Dije en Sevilla que se vive como se lee.
Lo dije sin pensarlo mucho y después de decirlo me pareció que era digno de ser cierto que se vive como se escribe y que se escribe como se lee y que escribir y leer son como espejos que reflejan bien el enigma de nuestra vida.
De ahí que la densidad de una escritura, esa certeza de que detrás de cada palabra escrita hay muchas lecturas, muchas horas rumiando, una inteligencia afilada y un dominio preciso de la lengua, nos diga más de la vida de un escritor que su biografía.
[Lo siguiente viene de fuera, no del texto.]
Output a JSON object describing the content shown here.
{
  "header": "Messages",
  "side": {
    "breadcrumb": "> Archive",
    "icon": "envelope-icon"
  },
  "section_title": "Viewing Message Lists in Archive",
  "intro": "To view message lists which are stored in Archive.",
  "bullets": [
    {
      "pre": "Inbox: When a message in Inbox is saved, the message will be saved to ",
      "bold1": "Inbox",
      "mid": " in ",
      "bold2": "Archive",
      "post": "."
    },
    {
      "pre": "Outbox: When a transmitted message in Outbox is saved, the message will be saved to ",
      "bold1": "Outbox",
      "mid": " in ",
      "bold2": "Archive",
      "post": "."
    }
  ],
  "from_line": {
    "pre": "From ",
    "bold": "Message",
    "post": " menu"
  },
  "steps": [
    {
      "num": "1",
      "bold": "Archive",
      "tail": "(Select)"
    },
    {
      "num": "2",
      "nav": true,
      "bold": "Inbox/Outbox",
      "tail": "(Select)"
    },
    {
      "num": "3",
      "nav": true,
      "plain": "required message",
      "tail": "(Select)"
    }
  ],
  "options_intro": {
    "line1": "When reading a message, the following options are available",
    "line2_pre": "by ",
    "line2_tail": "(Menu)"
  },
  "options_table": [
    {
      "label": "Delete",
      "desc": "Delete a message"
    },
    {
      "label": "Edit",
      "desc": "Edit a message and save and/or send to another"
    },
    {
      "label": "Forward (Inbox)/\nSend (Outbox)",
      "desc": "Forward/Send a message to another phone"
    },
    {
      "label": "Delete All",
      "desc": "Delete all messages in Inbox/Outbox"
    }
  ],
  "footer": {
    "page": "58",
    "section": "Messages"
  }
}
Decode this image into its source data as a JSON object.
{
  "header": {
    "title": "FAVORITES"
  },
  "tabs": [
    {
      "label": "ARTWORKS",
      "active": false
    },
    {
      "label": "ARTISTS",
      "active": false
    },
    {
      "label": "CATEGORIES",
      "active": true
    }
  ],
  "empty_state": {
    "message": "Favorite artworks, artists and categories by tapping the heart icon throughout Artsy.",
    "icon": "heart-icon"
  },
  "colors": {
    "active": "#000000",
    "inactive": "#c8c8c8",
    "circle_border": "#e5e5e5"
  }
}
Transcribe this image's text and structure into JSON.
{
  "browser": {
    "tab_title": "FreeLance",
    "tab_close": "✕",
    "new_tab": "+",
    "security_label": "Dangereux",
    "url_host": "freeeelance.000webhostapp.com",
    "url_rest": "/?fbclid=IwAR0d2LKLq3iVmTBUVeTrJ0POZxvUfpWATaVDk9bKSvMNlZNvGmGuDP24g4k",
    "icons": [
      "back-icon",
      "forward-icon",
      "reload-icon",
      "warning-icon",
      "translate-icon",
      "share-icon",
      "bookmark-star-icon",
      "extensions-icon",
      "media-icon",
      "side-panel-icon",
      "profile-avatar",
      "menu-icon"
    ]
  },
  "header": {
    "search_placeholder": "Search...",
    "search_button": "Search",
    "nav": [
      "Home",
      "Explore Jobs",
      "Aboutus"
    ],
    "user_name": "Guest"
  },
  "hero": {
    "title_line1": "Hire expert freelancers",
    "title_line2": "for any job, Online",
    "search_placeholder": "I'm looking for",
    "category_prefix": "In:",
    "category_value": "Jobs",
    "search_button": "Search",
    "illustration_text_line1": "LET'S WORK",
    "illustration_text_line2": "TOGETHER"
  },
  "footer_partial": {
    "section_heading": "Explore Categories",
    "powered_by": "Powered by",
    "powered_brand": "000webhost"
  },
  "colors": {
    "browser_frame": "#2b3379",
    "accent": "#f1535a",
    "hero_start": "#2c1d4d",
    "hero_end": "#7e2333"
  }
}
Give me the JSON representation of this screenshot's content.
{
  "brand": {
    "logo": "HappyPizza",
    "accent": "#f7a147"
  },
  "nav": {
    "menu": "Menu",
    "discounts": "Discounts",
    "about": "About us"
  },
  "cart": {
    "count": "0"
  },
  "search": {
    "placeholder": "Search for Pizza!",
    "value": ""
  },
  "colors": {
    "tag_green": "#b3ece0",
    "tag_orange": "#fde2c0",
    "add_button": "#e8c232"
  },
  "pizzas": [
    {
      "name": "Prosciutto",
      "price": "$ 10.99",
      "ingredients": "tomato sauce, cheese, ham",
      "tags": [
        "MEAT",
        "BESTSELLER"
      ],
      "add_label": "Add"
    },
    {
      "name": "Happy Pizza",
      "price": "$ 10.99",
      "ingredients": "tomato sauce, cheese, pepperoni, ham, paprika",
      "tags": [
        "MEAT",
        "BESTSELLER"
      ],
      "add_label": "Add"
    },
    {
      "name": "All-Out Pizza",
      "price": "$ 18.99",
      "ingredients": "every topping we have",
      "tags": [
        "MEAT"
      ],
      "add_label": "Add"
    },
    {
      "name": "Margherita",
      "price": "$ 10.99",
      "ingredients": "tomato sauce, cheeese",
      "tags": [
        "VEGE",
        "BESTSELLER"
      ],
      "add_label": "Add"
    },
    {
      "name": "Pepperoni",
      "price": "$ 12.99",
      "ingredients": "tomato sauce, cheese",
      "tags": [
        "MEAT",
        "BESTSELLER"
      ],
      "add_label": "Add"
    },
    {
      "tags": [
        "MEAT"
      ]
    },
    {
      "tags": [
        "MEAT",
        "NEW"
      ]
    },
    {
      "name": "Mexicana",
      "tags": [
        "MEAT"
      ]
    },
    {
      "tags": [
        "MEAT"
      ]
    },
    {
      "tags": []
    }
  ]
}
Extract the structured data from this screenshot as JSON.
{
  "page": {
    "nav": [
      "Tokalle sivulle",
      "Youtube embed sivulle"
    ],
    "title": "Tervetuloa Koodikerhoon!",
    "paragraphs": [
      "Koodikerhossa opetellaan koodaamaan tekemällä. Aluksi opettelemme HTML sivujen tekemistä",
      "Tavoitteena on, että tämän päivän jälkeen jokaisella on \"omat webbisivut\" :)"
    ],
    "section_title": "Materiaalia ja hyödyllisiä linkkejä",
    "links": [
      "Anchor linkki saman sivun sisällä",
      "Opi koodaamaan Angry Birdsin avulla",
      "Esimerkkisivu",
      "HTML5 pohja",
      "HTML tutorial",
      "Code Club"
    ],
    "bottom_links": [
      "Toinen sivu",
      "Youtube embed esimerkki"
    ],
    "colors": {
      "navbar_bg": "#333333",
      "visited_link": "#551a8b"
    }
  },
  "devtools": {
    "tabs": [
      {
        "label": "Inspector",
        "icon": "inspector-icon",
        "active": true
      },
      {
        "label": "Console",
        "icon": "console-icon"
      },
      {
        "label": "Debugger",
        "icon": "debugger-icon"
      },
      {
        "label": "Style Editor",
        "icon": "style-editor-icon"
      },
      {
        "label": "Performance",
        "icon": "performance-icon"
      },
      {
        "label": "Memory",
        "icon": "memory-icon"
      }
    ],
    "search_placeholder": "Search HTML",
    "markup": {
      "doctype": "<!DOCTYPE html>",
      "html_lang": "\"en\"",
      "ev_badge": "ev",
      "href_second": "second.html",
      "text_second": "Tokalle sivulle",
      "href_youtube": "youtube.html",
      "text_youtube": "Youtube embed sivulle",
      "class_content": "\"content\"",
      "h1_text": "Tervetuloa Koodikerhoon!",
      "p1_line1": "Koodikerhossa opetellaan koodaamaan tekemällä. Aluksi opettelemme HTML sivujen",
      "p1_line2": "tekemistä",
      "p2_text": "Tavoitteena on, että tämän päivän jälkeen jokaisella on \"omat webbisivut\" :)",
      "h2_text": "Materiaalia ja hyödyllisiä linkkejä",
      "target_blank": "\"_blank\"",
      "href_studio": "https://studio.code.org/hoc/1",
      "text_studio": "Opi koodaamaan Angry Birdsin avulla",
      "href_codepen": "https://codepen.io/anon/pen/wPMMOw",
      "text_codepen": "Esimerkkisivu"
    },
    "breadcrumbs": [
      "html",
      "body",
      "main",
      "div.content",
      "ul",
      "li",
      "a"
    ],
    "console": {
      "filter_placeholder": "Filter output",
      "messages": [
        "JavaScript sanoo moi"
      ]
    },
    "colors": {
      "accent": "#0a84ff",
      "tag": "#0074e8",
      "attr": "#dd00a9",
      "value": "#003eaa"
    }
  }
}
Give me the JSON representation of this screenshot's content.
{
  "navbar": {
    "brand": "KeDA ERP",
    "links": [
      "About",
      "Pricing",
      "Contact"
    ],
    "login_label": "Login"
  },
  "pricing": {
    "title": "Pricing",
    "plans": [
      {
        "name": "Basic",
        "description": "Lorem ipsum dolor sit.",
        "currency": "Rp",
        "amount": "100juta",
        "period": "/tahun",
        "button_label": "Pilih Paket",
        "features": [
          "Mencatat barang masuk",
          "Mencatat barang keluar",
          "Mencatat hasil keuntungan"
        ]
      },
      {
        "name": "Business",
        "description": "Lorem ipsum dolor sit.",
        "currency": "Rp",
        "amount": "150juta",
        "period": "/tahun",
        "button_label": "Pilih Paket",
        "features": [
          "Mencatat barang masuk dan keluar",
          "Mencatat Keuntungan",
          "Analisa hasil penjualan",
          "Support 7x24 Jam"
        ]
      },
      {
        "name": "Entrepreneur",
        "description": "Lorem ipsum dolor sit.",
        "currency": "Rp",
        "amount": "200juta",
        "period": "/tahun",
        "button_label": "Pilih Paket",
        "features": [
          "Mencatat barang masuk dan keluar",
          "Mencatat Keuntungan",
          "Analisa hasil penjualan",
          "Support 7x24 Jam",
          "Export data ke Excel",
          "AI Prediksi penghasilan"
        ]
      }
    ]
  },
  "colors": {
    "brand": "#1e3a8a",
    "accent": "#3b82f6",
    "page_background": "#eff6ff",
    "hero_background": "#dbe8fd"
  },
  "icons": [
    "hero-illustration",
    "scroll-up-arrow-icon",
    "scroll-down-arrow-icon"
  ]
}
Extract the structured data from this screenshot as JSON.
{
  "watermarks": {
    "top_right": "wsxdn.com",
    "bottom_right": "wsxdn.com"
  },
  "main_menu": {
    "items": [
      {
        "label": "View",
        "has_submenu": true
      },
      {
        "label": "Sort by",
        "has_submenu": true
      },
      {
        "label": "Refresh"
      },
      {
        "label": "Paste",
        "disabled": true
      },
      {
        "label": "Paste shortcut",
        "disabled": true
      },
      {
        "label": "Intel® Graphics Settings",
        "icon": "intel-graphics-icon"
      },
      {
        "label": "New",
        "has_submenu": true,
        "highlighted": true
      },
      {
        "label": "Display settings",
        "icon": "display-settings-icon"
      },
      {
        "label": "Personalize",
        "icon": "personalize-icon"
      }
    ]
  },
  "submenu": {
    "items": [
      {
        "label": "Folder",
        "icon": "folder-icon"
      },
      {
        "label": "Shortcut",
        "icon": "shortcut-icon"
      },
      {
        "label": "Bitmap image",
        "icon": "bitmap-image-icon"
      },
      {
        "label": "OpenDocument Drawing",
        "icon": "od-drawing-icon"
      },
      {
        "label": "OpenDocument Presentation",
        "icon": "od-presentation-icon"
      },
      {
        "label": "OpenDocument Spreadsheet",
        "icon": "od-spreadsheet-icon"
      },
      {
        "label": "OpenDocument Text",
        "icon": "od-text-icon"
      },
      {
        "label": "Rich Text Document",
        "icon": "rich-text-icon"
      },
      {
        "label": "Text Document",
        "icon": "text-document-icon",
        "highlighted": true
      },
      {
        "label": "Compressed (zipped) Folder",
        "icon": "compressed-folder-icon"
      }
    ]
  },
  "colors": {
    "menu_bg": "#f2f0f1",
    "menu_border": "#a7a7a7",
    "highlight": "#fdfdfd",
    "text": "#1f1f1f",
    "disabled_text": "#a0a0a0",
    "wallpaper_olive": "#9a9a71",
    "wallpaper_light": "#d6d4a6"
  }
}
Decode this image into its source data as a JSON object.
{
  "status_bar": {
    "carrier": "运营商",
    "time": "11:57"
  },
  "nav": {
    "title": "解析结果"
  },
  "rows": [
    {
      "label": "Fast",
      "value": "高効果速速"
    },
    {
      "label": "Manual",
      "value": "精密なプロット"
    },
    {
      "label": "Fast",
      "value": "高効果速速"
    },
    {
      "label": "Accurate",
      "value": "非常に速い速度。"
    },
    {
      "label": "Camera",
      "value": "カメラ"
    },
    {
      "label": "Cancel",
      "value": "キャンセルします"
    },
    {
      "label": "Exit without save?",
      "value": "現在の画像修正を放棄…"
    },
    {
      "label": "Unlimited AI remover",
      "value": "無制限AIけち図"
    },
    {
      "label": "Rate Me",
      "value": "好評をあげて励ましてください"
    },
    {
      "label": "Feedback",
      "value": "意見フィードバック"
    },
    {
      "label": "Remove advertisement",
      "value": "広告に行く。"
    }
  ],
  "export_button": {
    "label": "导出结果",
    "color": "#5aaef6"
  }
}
O, al menos, nos muestra algo que no sé si puede decirnos su biografía.
Descubrí a Calvino leyendo a Strauss. En sus Institutes encontré el significado de la piedad, que es el silencio que expresa el reconocimiento de lo sublime. Porque aquello de lo que no se puede hablar no hay que callarlo, sino gritarlo con el silencio. Algunos consiguen insinuarlo con el silencio al que nos conduce su escritura.
Lo que vino a decirnos Rosenzweig con su práctica del Lesendes lernen es que la lectura es el octavo sacramento, cosa que entendí finalmente estas navidades pasadas en las imágenes de María (en quien el logos se hizo carne) leyendo en silencio mientras José intenta dormir al niño.
De todo esto tendría que hablar si me pusiera a escribir sobre la prosa de Armando Pego, que es una celebración de la lectura lenta, es decir, una forma de oración... Como una propedéutica para el silencio.
Al final, todo lo que hacemos se reduce a un intento, más o menos sensato, de dar densidad al presente. Algunos lo consiguen, aunque crean estar reivindicando el pasado.